[llvm] [AMDGPU][True16][CodeGen] Implement sgpr folding in true16 (PR #128929)

Mon Mar 17 11:10:01 PDT 2025

================
@@ -1073,9 +1095,43 @@ void SIFoldOperandsImpl::foldOperand(
         UseMI->getOperand(0).getReg().isVirtual() &&
         !UseMI->getOperand(1).getSubReg()) {
       LLVM_DEBUG(dbgs() << "Folding " << OpToFold << "\n into " << *UseMI);
+      unsigned Size = TII->getOpSize(*UseMI, 1);
       Register UseReg = OpToFold.getReg();
       UseMI->getOperand(1).setReg(UseReg);
-      UseMI->getOperand(1).setSubReg(OpToFold.getSubReg());
+      unsigned SubRegIdx = OpToFold.getSubReg();
+      // Hack to allow 32-bit SGPRs to be folded into True16 instructions
+      // Remove this if 16-bit SGPRs (i.e.
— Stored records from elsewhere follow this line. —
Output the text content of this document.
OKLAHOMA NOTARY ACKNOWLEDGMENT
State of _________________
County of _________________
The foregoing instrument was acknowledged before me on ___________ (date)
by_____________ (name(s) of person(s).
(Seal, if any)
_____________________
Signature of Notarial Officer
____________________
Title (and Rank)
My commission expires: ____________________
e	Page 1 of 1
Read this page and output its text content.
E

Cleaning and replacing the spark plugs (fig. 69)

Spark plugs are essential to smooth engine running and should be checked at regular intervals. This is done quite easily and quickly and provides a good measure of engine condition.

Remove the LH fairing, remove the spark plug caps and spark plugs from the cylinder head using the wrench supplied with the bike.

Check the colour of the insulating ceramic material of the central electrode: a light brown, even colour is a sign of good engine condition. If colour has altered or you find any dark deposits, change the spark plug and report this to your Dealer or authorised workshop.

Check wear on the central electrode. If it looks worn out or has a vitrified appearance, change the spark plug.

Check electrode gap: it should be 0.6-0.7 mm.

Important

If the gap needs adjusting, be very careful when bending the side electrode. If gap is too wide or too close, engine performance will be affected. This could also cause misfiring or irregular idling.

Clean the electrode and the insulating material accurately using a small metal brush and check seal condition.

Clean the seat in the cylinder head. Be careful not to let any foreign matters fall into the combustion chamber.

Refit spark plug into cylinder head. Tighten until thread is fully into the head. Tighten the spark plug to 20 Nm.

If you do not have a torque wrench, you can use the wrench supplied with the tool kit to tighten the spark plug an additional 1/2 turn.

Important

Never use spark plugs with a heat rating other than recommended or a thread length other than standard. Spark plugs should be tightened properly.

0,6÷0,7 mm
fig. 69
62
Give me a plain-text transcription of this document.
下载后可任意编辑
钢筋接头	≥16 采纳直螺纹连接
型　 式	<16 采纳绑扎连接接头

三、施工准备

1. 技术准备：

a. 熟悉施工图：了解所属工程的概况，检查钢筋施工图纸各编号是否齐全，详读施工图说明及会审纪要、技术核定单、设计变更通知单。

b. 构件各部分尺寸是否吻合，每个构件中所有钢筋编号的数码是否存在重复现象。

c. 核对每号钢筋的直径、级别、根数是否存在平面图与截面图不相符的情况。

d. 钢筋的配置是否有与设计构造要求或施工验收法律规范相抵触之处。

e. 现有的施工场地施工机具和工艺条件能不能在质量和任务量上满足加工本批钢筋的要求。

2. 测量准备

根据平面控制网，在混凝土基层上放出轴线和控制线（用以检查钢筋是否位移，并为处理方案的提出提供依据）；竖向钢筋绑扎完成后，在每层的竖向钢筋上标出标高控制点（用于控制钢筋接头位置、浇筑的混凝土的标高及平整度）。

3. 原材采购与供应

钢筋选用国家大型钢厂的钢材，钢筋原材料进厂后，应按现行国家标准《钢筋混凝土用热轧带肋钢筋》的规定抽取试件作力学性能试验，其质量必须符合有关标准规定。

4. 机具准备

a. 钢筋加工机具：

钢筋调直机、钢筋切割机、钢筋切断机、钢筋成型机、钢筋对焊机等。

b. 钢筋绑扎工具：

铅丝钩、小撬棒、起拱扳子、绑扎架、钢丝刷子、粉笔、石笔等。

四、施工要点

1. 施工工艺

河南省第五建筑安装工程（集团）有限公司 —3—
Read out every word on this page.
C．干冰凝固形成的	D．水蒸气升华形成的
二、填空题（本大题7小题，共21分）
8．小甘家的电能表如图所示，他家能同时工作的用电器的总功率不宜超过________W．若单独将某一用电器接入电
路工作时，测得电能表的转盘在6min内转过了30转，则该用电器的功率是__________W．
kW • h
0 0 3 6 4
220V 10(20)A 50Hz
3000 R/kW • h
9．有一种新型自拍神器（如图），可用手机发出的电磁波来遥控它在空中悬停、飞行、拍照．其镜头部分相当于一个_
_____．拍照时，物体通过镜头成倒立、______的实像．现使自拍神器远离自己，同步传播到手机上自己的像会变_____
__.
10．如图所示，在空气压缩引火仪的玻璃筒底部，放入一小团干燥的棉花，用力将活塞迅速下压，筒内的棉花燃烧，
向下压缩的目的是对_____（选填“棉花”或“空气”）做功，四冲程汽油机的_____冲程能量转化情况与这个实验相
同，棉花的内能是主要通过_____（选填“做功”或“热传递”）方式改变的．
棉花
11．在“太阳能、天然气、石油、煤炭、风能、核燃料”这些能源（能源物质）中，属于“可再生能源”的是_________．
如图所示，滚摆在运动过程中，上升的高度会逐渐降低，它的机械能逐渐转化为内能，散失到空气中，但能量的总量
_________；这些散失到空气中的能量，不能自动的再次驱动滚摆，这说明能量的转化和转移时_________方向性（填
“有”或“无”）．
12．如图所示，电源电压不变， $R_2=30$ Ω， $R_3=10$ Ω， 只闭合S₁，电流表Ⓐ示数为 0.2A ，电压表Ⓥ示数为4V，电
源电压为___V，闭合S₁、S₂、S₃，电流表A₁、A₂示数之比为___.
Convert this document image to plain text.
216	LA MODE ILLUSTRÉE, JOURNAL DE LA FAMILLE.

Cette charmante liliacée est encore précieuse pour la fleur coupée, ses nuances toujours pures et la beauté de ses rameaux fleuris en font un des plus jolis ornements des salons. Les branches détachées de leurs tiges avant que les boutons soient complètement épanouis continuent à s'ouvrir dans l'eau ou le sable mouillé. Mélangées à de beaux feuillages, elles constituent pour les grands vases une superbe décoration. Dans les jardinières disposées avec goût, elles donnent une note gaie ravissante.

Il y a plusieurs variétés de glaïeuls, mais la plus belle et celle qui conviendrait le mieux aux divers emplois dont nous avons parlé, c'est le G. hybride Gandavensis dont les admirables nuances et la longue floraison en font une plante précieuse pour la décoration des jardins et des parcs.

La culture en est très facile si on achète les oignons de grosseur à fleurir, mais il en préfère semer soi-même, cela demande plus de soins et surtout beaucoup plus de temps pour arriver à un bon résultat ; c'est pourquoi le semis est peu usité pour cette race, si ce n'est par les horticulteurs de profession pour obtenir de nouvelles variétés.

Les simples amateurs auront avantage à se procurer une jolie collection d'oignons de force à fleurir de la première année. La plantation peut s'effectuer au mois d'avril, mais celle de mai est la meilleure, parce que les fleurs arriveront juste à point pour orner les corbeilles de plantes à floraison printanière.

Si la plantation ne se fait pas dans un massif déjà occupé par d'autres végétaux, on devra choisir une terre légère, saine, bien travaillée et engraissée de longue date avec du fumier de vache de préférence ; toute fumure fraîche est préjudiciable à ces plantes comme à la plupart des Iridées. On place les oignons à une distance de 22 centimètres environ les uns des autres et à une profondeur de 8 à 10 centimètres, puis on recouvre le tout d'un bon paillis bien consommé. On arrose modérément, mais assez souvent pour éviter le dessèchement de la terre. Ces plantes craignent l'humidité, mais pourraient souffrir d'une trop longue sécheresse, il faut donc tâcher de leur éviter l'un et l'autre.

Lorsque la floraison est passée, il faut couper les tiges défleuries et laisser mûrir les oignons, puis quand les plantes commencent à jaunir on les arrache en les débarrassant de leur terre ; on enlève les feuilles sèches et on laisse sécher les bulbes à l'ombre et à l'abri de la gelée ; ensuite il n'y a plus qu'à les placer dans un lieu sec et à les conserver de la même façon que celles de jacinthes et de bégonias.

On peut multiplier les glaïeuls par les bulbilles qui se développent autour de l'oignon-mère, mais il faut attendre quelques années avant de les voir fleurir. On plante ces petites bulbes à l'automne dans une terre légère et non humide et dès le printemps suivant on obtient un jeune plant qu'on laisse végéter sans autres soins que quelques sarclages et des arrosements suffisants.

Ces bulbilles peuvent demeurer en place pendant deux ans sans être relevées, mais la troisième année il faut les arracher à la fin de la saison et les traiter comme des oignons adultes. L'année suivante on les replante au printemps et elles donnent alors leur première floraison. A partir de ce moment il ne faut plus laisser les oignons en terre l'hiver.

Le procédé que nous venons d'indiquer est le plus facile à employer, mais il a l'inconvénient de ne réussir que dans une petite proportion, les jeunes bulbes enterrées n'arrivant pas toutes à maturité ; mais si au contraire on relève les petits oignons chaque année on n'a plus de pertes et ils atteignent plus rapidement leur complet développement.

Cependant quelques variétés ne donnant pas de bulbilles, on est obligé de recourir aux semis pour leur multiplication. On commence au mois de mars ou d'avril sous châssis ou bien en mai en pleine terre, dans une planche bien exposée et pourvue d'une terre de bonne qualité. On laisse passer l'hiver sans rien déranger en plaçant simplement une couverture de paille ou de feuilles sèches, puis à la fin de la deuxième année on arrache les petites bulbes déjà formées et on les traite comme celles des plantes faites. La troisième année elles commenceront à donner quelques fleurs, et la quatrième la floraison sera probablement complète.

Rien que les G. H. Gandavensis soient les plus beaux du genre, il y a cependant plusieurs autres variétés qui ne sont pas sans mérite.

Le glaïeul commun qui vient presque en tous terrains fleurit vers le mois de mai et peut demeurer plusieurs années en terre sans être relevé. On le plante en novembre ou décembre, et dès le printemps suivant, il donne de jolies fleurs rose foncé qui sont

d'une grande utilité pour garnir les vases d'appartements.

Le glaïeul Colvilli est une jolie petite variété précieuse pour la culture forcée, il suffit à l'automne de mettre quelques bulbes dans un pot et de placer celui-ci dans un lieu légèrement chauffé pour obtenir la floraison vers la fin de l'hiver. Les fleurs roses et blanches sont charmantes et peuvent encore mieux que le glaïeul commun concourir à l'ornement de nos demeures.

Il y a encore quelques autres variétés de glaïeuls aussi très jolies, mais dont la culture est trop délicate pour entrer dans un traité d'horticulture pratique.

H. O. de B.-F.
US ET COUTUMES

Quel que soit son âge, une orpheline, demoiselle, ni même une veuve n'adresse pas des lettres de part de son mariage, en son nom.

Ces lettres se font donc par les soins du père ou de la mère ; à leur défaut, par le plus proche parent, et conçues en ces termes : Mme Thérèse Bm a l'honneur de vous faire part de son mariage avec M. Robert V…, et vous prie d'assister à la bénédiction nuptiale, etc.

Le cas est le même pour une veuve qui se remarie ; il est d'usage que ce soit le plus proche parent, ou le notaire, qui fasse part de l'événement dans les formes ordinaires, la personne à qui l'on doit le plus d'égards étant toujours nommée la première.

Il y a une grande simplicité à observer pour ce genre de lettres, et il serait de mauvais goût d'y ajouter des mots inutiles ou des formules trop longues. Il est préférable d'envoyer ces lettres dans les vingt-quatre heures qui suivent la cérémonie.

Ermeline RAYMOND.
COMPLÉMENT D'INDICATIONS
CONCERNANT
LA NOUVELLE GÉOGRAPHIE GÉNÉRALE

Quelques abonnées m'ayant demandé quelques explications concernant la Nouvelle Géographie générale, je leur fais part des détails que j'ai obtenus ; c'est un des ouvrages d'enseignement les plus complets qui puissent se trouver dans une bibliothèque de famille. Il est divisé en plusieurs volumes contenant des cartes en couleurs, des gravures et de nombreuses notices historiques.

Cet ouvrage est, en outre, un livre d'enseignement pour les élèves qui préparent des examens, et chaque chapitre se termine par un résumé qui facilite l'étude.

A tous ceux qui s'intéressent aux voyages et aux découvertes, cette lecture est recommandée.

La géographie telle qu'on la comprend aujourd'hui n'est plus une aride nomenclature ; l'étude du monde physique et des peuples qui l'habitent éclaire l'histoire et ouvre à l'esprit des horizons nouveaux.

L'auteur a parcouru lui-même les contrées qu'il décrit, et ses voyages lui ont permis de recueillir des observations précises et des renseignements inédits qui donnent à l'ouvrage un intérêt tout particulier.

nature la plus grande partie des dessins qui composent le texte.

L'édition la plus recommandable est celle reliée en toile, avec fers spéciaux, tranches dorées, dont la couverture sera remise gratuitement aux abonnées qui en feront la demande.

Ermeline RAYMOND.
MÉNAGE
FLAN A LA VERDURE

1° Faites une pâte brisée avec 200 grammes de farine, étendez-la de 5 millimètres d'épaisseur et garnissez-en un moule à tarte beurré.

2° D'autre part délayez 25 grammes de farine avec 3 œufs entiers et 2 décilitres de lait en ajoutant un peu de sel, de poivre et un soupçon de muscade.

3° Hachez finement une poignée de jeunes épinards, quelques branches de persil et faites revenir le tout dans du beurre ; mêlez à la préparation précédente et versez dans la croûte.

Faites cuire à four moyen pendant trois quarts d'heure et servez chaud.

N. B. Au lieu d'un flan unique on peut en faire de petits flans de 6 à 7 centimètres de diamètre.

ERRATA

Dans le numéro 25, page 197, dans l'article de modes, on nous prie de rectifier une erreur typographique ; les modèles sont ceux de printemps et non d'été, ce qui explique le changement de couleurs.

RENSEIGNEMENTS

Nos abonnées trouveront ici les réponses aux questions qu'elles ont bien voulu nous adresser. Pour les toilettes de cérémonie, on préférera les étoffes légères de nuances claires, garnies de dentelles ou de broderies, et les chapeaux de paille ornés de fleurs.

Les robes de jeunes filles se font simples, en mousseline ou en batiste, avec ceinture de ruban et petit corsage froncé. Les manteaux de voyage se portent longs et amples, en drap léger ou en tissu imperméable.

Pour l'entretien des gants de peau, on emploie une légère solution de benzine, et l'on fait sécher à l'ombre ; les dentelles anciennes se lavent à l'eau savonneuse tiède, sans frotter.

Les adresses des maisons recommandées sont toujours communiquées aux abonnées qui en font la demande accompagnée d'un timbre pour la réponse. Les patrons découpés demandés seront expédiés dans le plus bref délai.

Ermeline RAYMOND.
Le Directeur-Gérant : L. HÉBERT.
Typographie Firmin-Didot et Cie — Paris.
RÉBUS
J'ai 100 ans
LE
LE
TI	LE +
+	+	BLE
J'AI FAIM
SGPR_LO16) are added to the
+      // VS_16RegClass
+      //
+      // Excerpt from AMDGPUGenRegisterInfo.inc
+      // NoSubRegister, //0
+      // hi16, // 1
+      // lo16, // 2
+      // sub0, // 3
+      // ...
+      // sub1, // 11
+      // sub1_hi16, // 12
+      // sub1_lo16, // 13
+      static_assert(AMDGPU::sub1_hi16 == 12, "Subregister layout has changed");
----------------
cdevadas wrote:

Is there no way to avoid the hardcoded value 12 here? These fields are autogenerated and they are bound to change.

https://github.com/llvm/llvm-project/pull/128929